Sen. Burr: (02:15:34)
If not, then show me something that is sustainable without the condition of Congress coming in and funding at the tune of hundreds of billions of dollars on an annual basis to keep that supply chain, for us as a purchaser of only 4%. Somehow we’ve got to present to the other 96%, a domestic manufacturing capability that makes them competitive against China, even with China’s dumping practices.
Sen. Burr: (02:16:07)
So I sort of lay that on the table. It won’t be the first time Tony has looked at me and said, “You’ve come up with something crazy.” But I’m in the business of trying to find solutions that are sustainable and it’ll only happen if we think outside the box on this. We thought outside the box with surrogate end points and Janet, were well down the road, people don’t die of HIV. They extend their lives.
Sen.

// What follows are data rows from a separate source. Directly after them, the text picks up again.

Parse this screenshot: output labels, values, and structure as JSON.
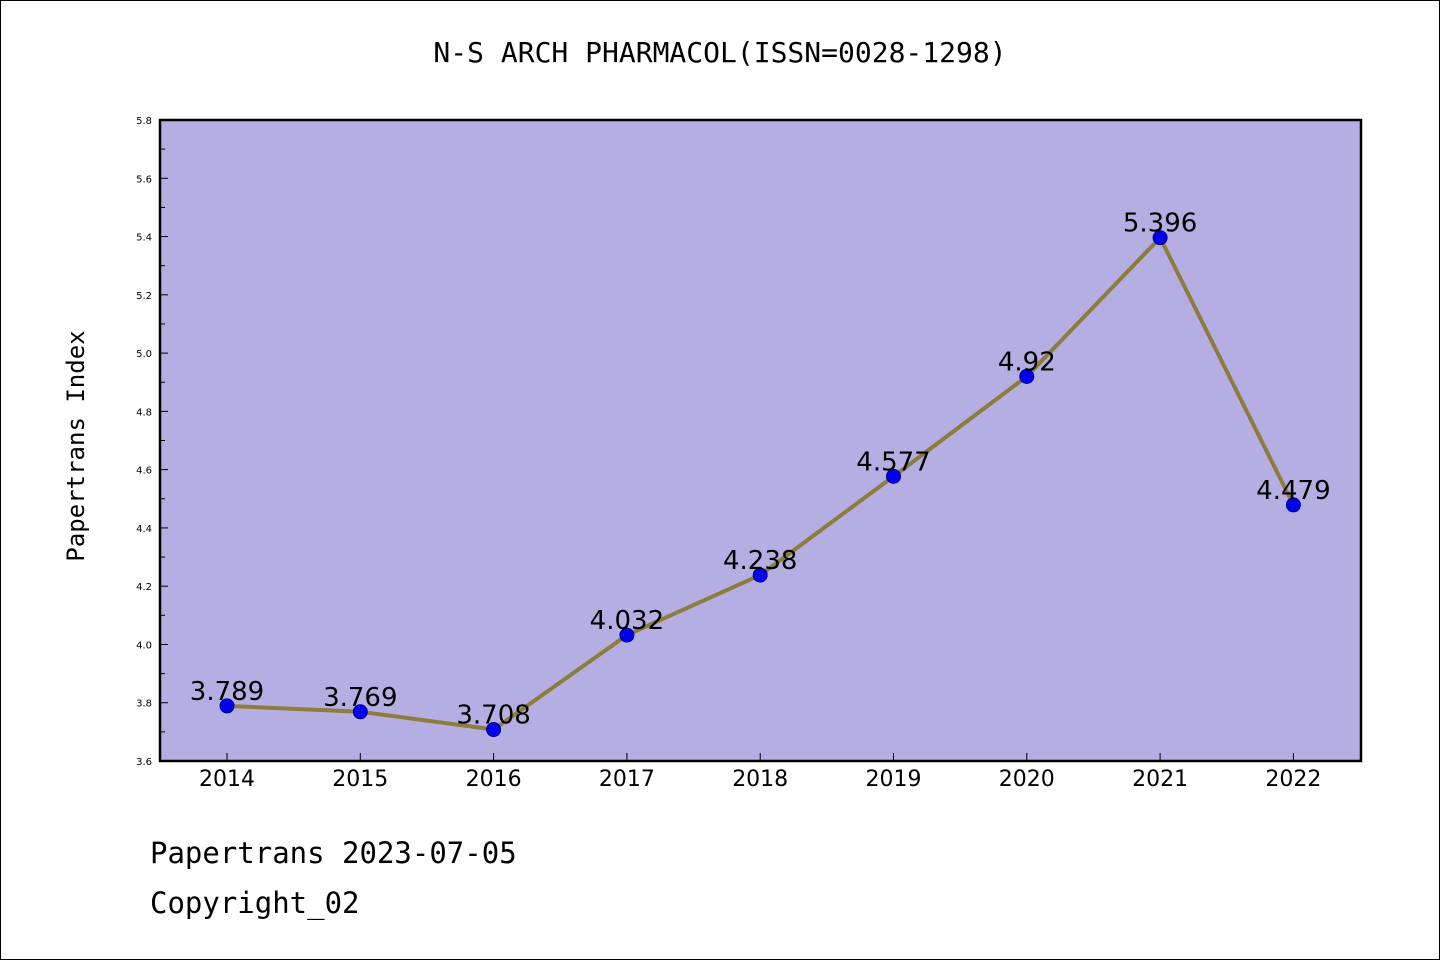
{
  "chart_data": {
    "type": "line",
    "title": "N-S ARCH PHARMACOL(ISSN=0028-1298)",
    "xlabel": "",
    "ylabel": "Papertrans Index",
    "categories": [
      "2014",
      "2015",
      "2016",
      "2017",
      "2018",
      "2019",
      "2020",
      "2021",
      "2022"
    ],
    "values": [
      3.789,
      3.769,
      3.708,
      4.032,
      4.238,
      4.577,
      4.92,
      5.396,
      4.479
    ],
    "data_labels": [
      "3.789",
      "3.769",
      "3.708",
      "4.032",
      "4.238",
      "4.577",
      "4.92",
      "5.396",
      "4.479"
    ],
    "ylim": [
      3.6,
      5.8
    ],
    "y_ticks": [
      3.6,
      3.8,
      4.0,
      4.2,
      4.4,
      4.6,
      4.8,
      5.0,
      5.2,
      5.4,
      5.6,
      5.8
    ],
    "y_tick_labels": [
      "3.6",
      "3.8",
      "4.0",
      "4.2",
      "4.4",
      "4.6",
      "4.8",
      "5.0",
      "5.2",
      "5.4",
      "5.6",
      "5.8"
    ],
    "grid": false,
    "legend": "none",
    "colors": {
      "plot_background": "#b5aee2",
      "line": "#8c7d3c",
      "marker": "#0000ee",
      "marker_edge": "#00008b"
    }
  },
  "footer": {
    "date_line": "Papertrans 2023-07-05",
    "copyright_line": "Copyright_02"
  }
}
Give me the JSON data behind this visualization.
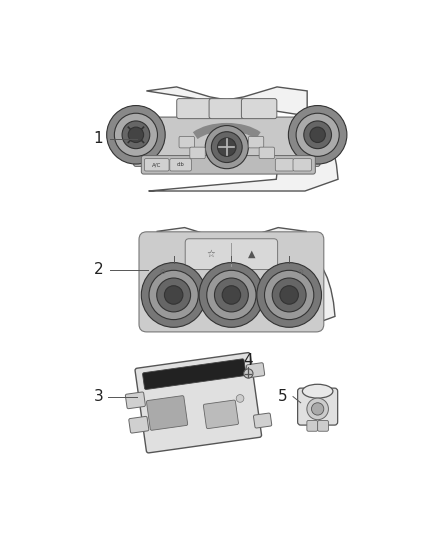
{
  "background_color": "#ffffff",
  "fig_width": 4.38,
  "fig_height": 5.33,
  "dpi": 100,
  "label_color": "#222222",
  "line_color": "#555555"
}
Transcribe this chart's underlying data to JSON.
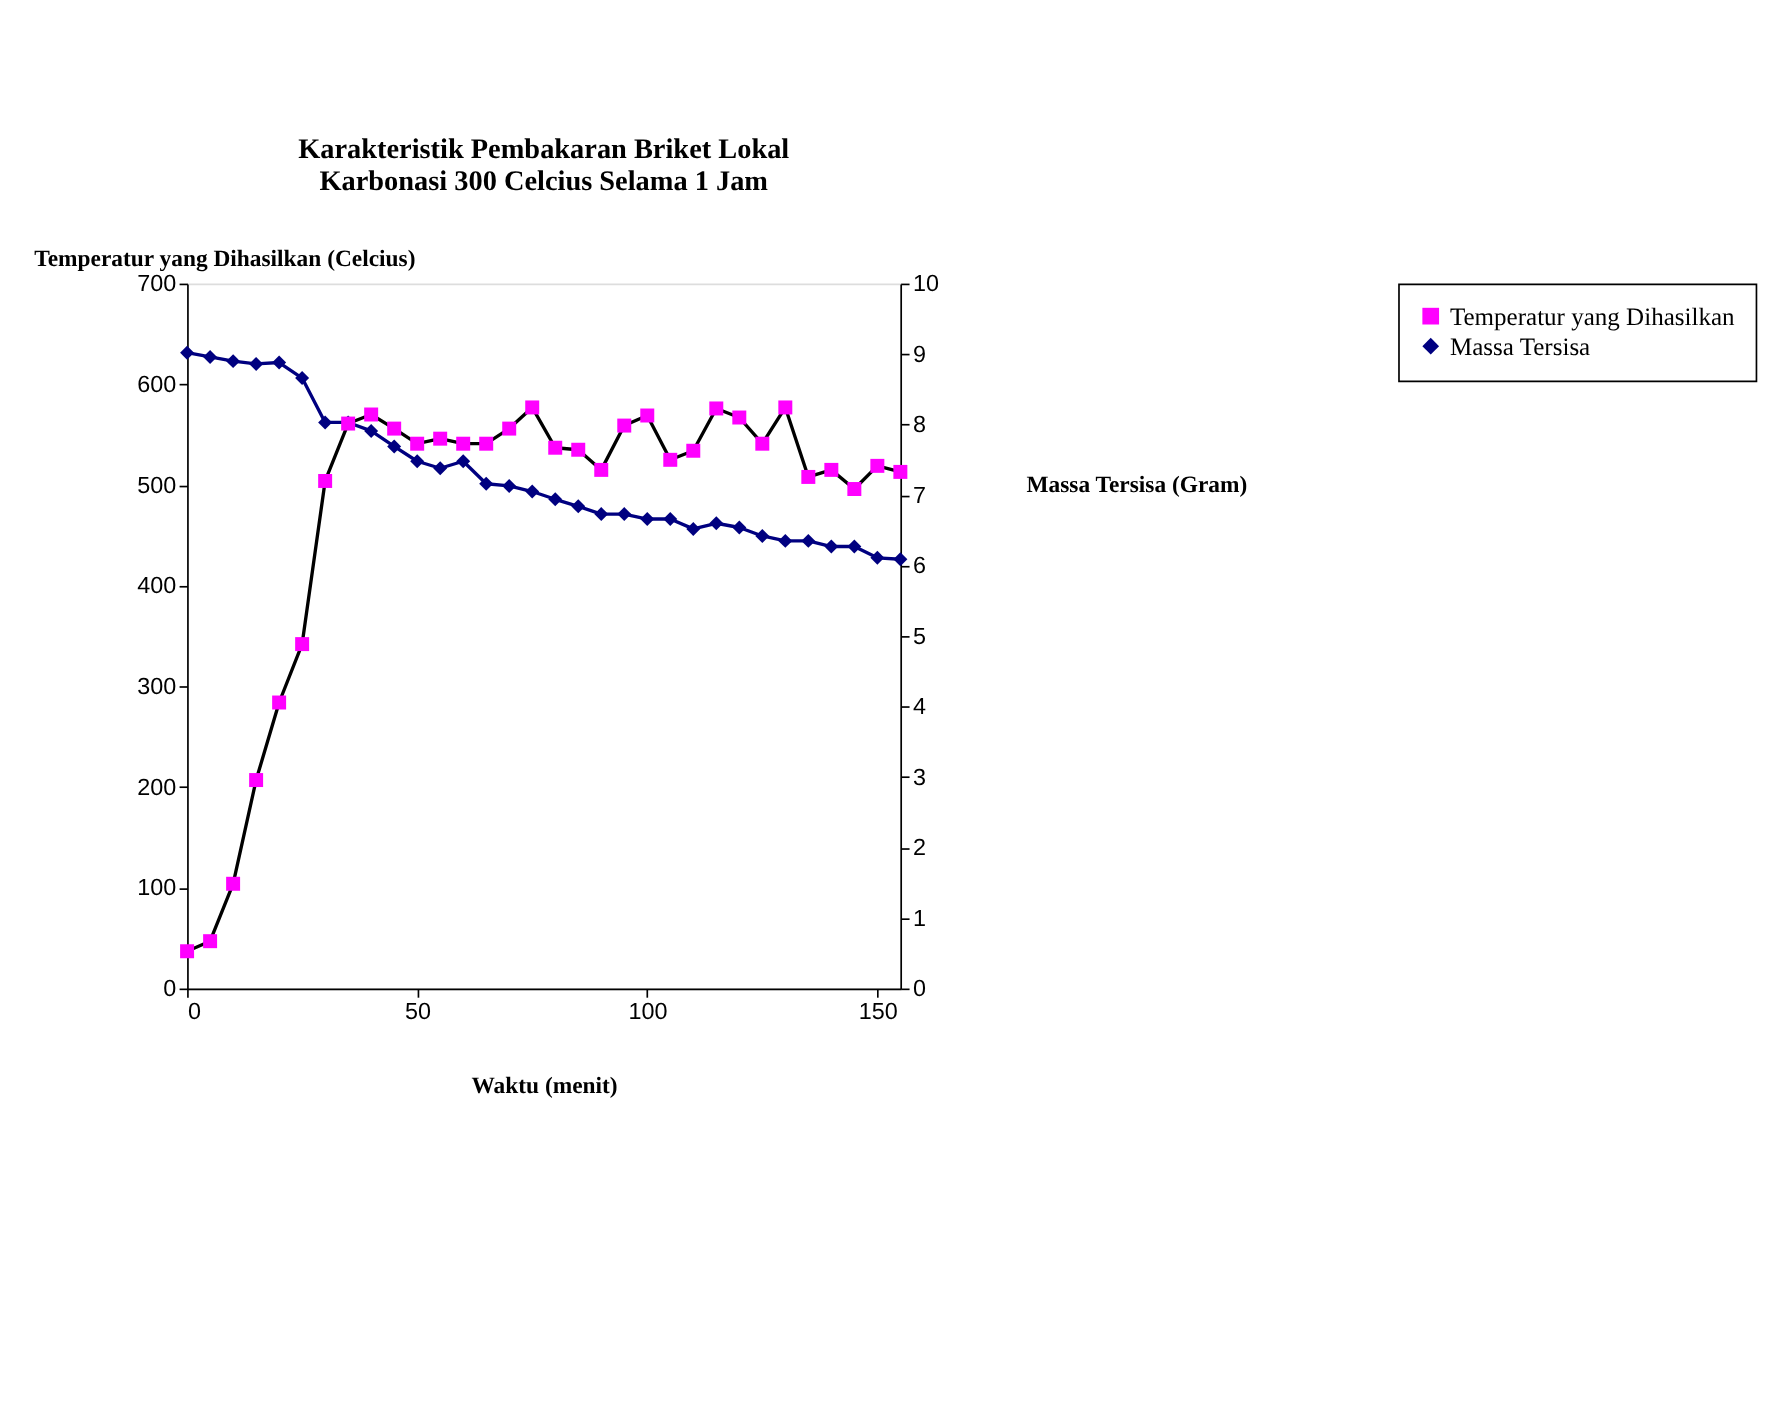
{
  "chart_data": {
    "type": "line",
    "title": [
      "Karakteristik Pembakaran Briket Lokal",
      "Karbonasi 300 Celcius Selama 1 Jam"
    ],
    "xlabel": "Waktu (menit)",
    "ylabel": "Temperatur yang Dihasilkan (Celcius)",
    "y2label": "Massa Tersisa (Gram)",
    "x": [
      0,
      5,
      10,
      15,
      20,
      25,
      30,
      35,
      40,
      45,
      50,
      55,
      60,
      65,
      70,
      75,
      80,
      85,
      90,
      95,
      100,
      105,
      110,
      115,
      120,
      125,
      130,
      135,
      140,
      145,
      150,
      155
    ],
    "xlim": [
      0,
      155
    ],
    "xticks": [
      0,
      50,
      100,
      150
    ],
    "ylim": [
      0,
      700
    ],
    "yticks": [
      0,
      100,
      200,
      300,
      400,
      500,
      600,
      700
    ],
    "y2lim": [
      0,
      10
    ],
    "y2ticks": [
      0,
      1,
      2,
      3,
      4,
      5,
      6,
      7,
      8,
      9,
      10
    ],
    "series": [
      {
        "name": "Temperatur yang Dihasilkan",
        "color": "#ff00ff",
        "marker": "square",
        "values": [
          37,
          47,
          104,
          207,
          284,
          342,
          504,
          561,
          570,
          556,
          541,
          546,
          541,
          541,
          556,
          577,
          537,
          535,
          515,
          559,
          569,
          525,
          534,
          576,
          567,
          541,
          577,
          508,
          515,
          496,
          519,
          513
        ]
      },
      {
        "name": "Massa Tersisa",
        "color": "#000080",
        "marker": "diamond",
        "axis": "y2",
        "values": [
          9.02,
          8.96,
          8.9,
          8.86,
          8.88,
          8.66,
          8.03,
          8.03,
          7.91,
          7.69,
          7.48,
          7.38,
          7.48,
          7.16,
          7.13,
          7.05,
          6.94,
          6.84,
          6.73,
          6.73,
          6.66,
          6.66,
          6.52,
          6.6,
          6.54,
          6.42,
          6.35,
          6.35,
          6.27,
          6.27,
          6.11,
          6.09
        ]
      }
    ],
    "grid": false,
    "legend": "right"
  }
}
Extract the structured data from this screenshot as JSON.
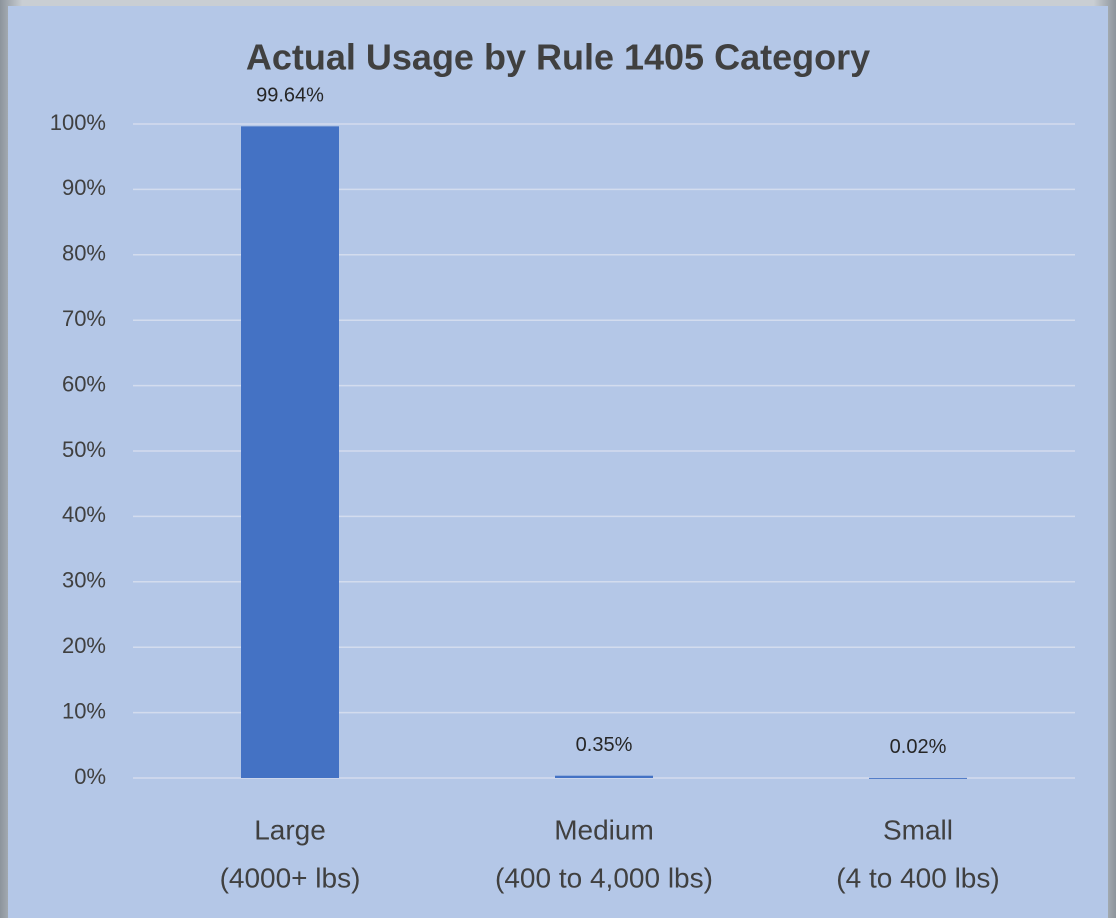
{
  "chart_data": {
    "type": "bar",
    "title": "Actual Usage by Rule 1405 Category",
    "categories": [
      [
        "Large",
        "(4000+ lbs)"
      ],
      [
        "Medium",
        "(400 to 4,000 lbs)"
      ],
      [
        "Small",
        "(4 to 400 lbs)"
      ]
    ],
    "values": [
      99.64,
      0.35,
      0.02
    ],
    "value_labels": [
      "99.64%",
      "0.35%",
      "0.02%"
    ],
    "color": "#4472c4",
    "ylim": [
      0,
      100
    ],
    "yticks": [
      {
        "value": 0,
        "label": "0%"
      },
      {
        "value": 10,
        "label": "10%"
      },
      {
        "value": 20,
        "label": "20%"
      },
      {
        "value": 30,
        "label": "30%"
      },
      {
        "value": 40,
        "label": "40%"
      },
      {
        "value": 50,
        "label": "50%"
      },
      {
        "value": 60,
        "label": "60%"
      },
      {
        "value": 70,
        "label": "70%"
      },
      {
        "value": 80,
        "label": "80%"
      },
      {
        "value": 90,
        "label": "90%"
      },
      {
        "value": 100,
        "label": "100%"
      }
    ],
    "grid": true
  }
}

Burr: (02:16:32)
Maybe the keys we find are actually cures in the future, mRNA technology platform, Tony, we may be cure cancer off of that platform, 2, 3, 4 years down the road. I wonder what the person who didn’t like mRNA for the vaccine for COVID is going to think when they’ve got prostate cancer and they’ve got a cure on an mRNA platform, I think they’re going to take it.
Sen. Burr: (02:16:57)
So everything’s going in our favor, but this is absolutely crucial to our assurance, to the American people and to the American economy and manufacturers that we’re going to put them somewhere, in a system that is sustainable for the future. I thank you for listening to me. I thank the chair. I yield back.
Sen. Murray: (02:17:15)
Thank you, Senator Burr. I appreciate that. That will end our hearing for today. I want to thank all of our colleagues, our witnesses, Dr. Walensky, Dr. Fauci, Dr. Woodcock, Assistant Secretary O’Connell for such a thoughtful discussion about our ongoing response to this pandemic and the path forward. With that, for any senators who wish to ask additional questions, questions for the record will be due in 10 business days, August 3rd, at 5:00 PM. The hearing record will also remain open until then for members who wish to submit additional material for the record.
Sen. Murray: (02:17:49)
The committee we’ll next meet tomorrow, July 21st for an executive session to consider the Family Violence Prevention and Services Improvement Act of 2021 and the nominations of Catherine Layman to be Assistant Secretary for Civil Rights at the Department of Education, Lisa Brown, to be General Counsel of the Department of Education, Roberto Rodriguez, to be Assistant Secretary for Planning, Evaluation, and Policy Development at the Department of Education, David Wilde, the Service Administrator of the Wage and Hour division at the Department of Labor, and Gwen Wilcox and David Prouty to serve as members of the National Labor Relations Board. Again, thank you to all of our witnesses.